Calcium regulation of inositol 1,4,5-trisphosphate receptors

Abstract

Ca 2+ exerts both a stimulatory and inhibitory effect on type-I IP 3R channel activity. However, the structural determinants of Ca 2+ sensing in IP 3Rs are not fully understood. Previous studies by others have identified eight domains of the type-I IP 3R that bind 45Ca 2+ when expressed as GST-fusion proteins. We have mutated six highly conserved acidic residues within the second of these domains (aa378–450) in the full-length IP 3R and measured the Ca 2+regulation of IP 3-mediated Ca 2+ release in COS-7 cells. 45Ca 2+flux assays measured with a maximal [IP 3] (1 μM) indicate that one of the mutants retained a Ca 2+ sensitivity that was not significantly different from control (E411Q), three of the mutants show an enhanced Ca 2+ inhibition (D426N, E428Q and E439Q) and two of the mutants were relatively insensitive to Ca 2+ inhibition (D442N and D444N). IP 3 dose–response relationships indicated that the sensitivity to Ca 2+ inhibition and affinity for IP 3 were correlated for three of the constructs. Other mutants with enhanced IP 3 sensitivity (e.g. R441Q and a type-II/I IP 3R chimera) were also less sensitive to Ca 2+ inhibition. We conclude that the acidic residues within the aa378–450 segment are unlikely to represent a single functional Ca 2+ binding domain and do not contribute to Ca 2+ activation of the receptor.
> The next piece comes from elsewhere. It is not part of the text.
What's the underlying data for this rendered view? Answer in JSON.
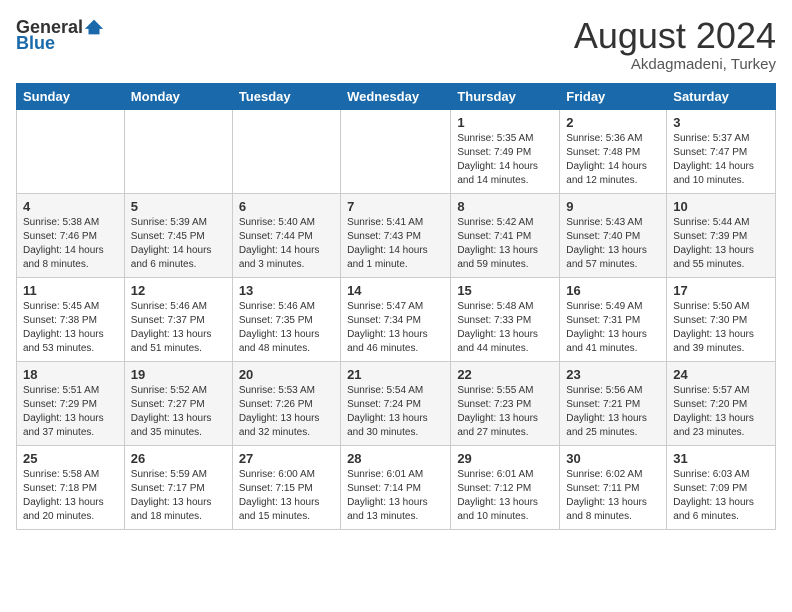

The different effects of the mutations may be related to their location within two clusters of acidic residues identified in the crystal structure of the ligand-binding domain [I. Bosanac, J.R. Alattia, T.K. Mal, et al., Structure of the inositol 1,4,5-trisphosphate receptor binding core in complex with its ligand, Nature 420 (2002) 696–700]. The data support the view that all IP 3R isoforms may display a range of Ca 2+ sensitivities that are determined by multiple sites within the protein and markedly influenced by the affinity of the receptor for IP 3.